History and visit the Rue de la Harpe in Paris
This street Ve arrondissement of Paris is used to connect the boulevard Saint-Germain Boulevard Saint-Michel, continuing until Huchette street, formerly called Vielle-buckles. This street takes its name from a sign that was there once after wearing the name rue de l’Ecole de Medecine, St. Cosmas and Hoirs Harcourt.
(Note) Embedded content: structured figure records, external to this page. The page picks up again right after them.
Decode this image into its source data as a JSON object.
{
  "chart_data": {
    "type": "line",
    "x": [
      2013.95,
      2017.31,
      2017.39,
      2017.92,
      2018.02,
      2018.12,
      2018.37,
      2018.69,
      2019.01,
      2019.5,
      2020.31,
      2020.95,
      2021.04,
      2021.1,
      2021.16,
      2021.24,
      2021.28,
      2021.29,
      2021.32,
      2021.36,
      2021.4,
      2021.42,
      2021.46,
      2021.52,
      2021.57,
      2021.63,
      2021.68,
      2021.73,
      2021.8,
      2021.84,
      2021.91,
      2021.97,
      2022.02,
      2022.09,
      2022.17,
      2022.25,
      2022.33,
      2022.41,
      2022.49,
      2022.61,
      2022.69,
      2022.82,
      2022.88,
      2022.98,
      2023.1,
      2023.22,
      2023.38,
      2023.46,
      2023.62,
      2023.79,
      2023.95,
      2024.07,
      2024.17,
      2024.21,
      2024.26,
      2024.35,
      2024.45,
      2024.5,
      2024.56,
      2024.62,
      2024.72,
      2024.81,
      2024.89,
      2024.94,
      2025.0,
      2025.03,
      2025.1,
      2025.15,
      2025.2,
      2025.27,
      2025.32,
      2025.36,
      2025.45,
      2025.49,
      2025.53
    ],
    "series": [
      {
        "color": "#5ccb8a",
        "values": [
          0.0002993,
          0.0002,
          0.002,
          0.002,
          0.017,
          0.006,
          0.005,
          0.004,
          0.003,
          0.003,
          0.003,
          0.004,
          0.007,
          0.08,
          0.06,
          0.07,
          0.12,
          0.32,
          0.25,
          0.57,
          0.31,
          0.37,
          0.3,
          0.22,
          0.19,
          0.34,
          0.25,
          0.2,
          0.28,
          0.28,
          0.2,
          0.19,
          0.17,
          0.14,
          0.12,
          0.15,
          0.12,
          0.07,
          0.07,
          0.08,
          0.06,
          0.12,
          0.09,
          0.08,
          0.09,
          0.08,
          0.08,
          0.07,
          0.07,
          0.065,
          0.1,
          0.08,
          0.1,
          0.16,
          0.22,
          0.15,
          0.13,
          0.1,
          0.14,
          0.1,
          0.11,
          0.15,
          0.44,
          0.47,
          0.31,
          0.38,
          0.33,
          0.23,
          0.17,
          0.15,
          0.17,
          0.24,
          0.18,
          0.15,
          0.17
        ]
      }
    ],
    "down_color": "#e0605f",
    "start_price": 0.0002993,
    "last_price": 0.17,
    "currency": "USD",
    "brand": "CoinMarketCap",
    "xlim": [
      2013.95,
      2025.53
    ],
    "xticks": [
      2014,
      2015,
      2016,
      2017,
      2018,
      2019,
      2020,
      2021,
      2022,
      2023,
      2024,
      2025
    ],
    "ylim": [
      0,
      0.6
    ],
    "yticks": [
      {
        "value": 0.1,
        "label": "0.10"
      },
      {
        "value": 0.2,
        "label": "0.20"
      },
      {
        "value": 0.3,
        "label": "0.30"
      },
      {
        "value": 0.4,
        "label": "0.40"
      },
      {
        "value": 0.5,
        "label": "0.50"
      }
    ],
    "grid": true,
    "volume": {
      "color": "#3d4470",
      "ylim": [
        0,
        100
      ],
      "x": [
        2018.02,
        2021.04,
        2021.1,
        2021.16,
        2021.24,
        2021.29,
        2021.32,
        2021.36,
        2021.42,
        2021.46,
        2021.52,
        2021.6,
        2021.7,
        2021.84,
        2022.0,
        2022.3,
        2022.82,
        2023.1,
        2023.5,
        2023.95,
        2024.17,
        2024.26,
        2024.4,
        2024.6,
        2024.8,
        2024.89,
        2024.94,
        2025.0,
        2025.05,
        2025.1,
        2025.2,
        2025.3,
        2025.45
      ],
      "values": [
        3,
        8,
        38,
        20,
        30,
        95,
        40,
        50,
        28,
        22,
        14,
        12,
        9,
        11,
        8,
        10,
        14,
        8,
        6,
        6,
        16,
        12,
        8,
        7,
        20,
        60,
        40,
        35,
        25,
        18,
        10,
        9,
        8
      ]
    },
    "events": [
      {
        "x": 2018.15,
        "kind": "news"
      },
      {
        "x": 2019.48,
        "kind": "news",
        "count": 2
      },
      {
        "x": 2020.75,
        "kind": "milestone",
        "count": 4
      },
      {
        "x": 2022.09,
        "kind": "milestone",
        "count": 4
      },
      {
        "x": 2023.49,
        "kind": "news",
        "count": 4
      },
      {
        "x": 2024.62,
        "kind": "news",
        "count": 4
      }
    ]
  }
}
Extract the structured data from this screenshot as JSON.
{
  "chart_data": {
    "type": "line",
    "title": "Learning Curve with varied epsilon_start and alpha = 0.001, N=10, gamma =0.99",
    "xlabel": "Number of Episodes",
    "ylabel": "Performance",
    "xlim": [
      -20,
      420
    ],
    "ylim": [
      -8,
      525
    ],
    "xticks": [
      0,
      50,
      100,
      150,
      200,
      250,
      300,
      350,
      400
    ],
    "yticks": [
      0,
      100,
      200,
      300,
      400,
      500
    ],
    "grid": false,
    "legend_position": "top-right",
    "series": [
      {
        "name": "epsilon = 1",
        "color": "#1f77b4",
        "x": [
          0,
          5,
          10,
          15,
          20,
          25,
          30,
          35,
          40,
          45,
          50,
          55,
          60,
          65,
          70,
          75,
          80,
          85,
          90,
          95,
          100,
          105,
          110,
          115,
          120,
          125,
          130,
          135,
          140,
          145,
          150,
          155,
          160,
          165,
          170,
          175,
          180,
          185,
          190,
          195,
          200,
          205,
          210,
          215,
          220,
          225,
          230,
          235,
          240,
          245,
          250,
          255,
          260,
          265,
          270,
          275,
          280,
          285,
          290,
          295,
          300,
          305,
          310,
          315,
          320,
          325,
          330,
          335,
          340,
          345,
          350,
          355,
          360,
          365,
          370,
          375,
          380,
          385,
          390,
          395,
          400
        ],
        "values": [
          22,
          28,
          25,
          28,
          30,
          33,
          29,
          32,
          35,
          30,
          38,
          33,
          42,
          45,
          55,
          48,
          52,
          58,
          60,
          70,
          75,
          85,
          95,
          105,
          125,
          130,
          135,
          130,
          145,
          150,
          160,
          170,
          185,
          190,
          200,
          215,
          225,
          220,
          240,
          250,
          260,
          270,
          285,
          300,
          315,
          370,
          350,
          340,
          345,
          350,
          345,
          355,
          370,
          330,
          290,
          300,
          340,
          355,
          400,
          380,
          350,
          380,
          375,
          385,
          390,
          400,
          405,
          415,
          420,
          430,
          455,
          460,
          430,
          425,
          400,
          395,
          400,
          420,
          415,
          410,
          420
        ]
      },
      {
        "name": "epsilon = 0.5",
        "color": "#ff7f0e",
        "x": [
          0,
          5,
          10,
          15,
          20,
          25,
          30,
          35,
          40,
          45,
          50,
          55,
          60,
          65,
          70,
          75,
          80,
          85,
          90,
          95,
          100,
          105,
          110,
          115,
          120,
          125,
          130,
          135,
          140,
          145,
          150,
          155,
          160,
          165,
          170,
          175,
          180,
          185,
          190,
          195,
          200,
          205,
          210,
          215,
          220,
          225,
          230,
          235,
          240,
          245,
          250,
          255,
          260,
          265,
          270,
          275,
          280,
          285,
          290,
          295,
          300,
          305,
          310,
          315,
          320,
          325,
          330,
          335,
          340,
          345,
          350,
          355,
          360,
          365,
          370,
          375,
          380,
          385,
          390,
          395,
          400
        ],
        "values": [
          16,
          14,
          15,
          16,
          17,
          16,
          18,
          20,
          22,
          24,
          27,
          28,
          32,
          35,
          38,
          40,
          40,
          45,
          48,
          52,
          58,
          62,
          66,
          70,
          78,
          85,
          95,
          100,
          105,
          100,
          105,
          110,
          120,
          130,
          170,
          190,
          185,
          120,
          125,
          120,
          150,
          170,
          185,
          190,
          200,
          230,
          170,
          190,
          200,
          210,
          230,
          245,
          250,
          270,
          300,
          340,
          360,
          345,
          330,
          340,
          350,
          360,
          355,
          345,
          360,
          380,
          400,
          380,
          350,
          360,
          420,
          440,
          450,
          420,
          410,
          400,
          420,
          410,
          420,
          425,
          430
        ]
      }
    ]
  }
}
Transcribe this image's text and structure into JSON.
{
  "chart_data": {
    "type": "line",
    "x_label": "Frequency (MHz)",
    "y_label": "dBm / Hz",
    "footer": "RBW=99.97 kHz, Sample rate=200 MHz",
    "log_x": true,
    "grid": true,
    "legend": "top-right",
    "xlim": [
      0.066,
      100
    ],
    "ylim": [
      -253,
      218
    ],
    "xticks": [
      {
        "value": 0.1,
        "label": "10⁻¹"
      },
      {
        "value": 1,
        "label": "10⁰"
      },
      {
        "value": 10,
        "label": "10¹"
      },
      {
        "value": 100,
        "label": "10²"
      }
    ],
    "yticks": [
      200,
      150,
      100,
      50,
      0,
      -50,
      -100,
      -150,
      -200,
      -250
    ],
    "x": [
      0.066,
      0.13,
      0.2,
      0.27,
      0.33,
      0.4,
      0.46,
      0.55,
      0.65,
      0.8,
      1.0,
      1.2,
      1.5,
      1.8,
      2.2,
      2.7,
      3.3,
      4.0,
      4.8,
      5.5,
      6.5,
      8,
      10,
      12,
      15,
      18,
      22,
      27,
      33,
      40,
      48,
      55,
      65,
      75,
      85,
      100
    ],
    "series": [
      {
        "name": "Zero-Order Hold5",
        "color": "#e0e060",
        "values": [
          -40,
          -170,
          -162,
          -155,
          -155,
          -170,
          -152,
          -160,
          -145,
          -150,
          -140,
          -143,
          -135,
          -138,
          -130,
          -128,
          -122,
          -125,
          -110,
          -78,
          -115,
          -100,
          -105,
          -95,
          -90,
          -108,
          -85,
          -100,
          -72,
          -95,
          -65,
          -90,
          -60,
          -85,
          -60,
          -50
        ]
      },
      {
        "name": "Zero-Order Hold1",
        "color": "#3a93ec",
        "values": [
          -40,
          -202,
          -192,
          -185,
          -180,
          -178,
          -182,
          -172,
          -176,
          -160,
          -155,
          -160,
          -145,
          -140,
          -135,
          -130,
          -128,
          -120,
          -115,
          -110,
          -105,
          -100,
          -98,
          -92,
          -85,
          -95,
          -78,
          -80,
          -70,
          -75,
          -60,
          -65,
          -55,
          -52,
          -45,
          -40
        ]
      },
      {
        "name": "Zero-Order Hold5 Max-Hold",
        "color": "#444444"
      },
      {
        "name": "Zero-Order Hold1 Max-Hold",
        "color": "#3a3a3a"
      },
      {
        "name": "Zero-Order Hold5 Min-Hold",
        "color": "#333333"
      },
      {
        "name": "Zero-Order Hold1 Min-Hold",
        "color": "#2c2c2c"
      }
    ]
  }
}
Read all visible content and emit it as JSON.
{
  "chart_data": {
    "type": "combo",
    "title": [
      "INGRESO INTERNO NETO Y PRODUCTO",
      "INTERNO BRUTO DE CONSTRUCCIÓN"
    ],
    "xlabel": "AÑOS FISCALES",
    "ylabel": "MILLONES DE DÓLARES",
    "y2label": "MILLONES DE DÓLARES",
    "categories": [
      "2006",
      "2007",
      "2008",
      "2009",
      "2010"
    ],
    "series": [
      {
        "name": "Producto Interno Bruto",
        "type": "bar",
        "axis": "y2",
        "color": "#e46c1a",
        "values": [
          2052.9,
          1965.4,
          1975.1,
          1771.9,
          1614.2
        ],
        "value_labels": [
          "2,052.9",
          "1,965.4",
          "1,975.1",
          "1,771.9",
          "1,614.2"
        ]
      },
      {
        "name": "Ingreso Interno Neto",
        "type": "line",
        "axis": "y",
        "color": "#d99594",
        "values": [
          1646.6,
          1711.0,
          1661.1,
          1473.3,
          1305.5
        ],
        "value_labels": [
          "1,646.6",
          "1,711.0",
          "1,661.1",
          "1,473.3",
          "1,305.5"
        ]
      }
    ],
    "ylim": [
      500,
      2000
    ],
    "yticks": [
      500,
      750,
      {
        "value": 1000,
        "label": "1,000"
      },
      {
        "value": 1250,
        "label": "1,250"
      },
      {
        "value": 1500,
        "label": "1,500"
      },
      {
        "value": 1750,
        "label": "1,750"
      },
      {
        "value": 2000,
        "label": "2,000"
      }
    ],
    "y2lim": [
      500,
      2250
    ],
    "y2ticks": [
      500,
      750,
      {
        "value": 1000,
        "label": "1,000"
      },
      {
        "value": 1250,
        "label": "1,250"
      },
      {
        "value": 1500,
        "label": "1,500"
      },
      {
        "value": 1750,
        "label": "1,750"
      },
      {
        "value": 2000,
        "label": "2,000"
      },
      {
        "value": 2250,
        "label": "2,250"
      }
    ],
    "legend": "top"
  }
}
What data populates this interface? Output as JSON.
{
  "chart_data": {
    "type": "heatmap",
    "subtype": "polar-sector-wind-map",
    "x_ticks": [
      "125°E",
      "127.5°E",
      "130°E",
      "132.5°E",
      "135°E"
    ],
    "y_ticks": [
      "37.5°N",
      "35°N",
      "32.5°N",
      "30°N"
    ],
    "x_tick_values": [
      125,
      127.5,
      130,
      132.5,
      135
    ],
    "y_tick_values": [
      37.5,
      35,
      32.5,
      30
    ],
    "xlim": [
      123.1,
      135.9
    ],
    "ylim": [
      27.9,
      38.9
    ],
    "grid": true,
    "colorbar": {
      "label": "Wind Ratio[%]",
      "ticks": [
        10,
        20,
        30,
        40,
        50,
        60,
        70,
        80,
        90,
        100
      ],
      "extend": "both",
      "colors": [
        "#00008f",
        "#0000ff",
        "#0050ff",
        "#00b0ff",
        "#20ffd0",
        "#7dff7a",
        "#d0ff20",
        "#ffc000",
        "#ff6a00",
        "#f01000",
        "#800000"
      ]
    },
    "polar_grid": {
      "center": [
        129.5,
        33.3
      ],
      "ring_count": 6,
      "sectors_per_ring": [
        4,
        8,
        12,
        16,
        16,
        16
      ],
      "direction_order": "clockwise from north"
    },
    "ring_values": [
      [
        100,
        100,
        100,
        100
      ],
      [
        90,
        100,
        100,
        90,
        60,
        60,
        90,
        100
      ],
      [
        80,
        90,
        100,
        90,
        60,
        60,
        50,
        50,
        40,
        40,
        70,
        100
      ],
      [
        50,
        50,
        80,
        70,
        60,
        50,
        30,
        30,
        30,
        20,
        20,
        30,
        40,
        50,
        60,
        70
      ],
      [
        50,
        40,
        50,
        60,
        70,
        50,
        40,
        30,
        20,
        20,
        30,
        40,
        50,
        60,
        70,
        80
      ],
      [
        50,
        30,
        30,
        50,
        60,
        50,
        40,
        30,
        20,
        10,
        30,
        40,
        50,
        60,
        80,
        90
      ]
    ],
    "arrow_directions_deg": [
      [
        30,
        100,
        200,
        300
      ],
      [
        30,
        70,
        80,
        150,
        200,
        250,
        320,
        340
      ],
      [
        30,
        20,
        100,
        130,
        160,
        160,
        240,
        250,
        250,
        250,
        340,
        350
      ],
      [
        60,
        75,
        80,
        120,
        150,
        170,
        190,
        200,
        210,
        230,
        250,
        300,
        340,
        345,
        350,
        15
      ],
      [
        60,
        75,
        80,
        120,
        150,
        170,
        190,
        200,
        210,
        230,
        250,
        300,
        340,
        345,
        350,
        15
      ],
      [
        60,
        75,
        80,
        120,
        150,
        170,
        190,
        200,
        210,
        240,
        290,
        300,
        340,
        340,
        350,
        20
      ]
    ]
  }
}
Tourists who go exploring the rue de la Harpe apercevront how easily this street derives its unrivaled beauty of the presence of a large number of buildings that make up the palace of Thermes. The corner of Two Doors housed a hotel built in the sixteenth century, inhabited by the abbots and Crebillon Choisy. After welcoming Chaumette, Hégésipe Moreau, the hotel was destroyed in 1840. The No. 171 was once the printer Momoro, one of the party leaders Hébertist.
Between No. 110 and 123 was the Saint-Michel which gave access to the house of Philip Augustus. This gate was built in l200 and had been visible at that location until the mid-seventeenth century. In 1684, the gate was demolished to make way for a fountain in the desire to serve Bullet decor.
Historically, the No. 85 is known by the College of Seez which was built there in 1427 by Gregory Langlois, Bishop of Seez. Rebuilt in 1730, then in 1763, the college incorporates thereafter the University.
Any width of the highway was initially set at 10 m by a ministerial decision dated 3 Germinal X, then increased to 13 m by the Royal Decree of 25 November 1836.
Transfer to the Rue de la Harpe in Paris
Rue de la Harpe is 19.2 km from Orly airport, 33.4 km from Charles de Gaulle airport and 100 km from Paris Beauvais airport.